Valentino Paris Fashion Week Spring Summer 2016:"Epic From Roma To Africa"
Valentino left their Italian heritage and their beloved Rome behind (the city is their headquarters and is always a mine of inspiration, the rockstud for example was born from the humble pyramid studs that decorate the city’s doors) and instead they travelled to the wild plains of Africa.
With hair braided in cornrows and piled up into buns, the opening looks were a tame beginning to proceedings: a series of plain black and exquisite empire line tunics suspended by metal necklaces. Yes, plain black, it sounds Roman enough, but the show developed in decoration from there. There were African prints depicting tribal scenes of leopards, rhinos, giraffes and elephants, kinetic geometric tribal markings, while cuffs and necklines exploded in quills and peacock feathers. Fringing is a mainstay here and it swished in tiered raffia to make up a coat, and from suede miniskirts and capes. A series of tie-dye pieces – a jacquard coat, cargo jacket and pair of flares were also standout. And then came the fragile lace maxi dresses, so delicate they could almost evaporate right there and then.
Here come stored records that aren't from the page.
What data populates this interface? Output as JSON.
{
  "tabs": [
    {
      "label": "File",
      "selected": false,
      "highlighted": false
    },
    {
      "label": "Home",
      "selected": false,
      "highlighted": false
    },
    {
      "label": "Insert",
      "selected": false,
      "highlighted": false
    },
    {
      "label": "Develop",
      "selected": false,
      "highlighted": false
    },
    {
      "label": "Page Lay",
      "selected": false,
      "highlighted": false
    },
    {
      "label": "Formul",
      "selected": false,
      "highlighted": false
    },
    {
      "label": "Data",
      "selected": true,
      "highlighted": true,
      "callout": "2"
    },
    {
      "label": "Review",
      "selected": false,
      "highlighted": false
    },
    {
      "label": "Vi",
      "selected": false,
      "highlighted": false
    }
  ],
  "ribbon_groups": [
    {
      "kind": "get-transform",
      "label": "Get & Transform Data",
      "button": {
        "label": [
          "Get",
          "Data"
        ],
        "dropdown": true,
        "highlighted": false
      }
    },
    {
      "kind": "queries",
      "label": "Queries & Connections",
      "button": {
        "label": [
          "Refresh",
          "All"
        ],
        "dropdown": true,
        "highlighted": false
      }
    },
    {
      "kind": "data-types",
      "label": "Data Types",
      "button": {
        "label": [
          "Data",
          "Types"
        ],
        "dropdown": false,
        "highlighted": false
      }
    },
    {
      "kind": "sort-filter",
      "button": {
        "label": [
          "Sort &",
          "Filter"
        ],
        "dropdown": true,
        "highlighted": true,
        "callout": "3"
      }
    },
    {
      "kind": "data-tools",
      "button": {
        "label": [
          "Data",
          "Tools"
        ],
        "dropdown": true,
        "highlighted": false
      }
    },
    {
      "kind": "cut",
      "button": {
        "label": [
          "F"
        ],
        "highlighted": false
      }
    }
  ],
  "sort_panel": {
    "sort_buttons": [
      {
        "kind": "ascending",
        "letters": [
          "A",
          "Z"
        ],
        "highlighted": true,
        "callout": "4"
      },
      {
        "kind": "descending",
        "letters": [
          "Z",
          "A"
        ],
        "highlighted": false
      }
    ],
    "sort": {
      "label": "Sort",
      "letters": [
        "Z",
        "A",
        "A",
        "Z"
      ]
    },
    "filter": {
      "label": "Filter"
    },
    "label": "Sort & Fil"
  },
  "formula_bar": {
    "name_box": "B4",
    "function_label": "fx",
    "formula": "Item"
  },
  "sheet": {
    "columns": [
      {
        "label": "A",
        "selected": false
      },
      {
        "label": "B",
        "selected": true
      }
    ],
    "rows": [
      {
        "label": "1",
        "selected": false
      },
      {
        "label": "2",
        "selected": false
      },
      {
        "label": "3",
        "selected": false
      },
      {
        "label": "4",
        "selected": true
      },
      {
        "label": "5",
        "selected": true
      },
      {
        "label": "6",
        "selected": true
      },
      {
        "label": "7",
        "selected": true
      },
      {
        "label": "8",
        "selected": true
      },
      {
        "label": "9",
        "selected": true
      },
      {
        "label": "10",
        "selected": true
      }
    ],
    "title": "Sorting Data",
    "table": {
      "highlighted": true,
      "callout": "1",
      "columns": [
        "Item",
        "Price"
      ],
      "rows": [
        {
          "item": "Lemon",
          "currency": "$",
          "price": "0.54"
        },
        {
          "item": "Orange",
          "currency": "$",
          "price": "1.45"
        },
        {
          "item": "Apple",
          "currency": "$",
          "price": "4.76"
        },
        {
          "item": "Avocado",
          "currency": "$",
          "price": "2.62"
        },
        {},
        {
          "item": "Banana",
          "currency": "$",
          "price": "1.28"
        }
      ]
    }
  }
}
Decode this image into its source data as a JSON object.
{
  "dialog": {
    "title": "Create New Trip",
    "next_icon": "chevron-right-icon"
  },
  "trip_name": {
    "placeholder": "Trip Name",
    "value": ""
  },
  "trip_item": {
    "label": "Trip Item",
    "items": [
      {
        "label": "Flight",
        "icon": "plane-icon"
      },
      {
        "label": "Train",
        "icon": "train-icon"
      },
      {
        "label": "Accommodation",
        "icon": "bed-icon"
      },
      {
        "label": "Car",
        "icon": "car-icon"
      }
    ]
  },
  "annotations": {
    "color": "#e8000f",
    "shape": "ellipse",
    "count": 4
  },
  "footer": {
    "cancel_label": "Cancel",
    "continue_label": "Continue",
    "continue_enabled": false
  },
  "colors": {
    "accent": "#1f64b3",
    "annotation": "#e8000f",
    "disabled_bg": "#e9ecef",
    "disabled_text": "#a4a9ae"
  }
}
Eyes were also on the new bags, which were garlanded in Masai beading and decked out in miniature African masks carved out of metal, and those white terracotta jewellery pieces were the result of a collaboration with artist Alessandro Gaggio, who designed the gold pendants at the couture show earlier this year. All in all, it was an epic body of work that women, from Rome to Africa and beyond will all be wanting a piece of.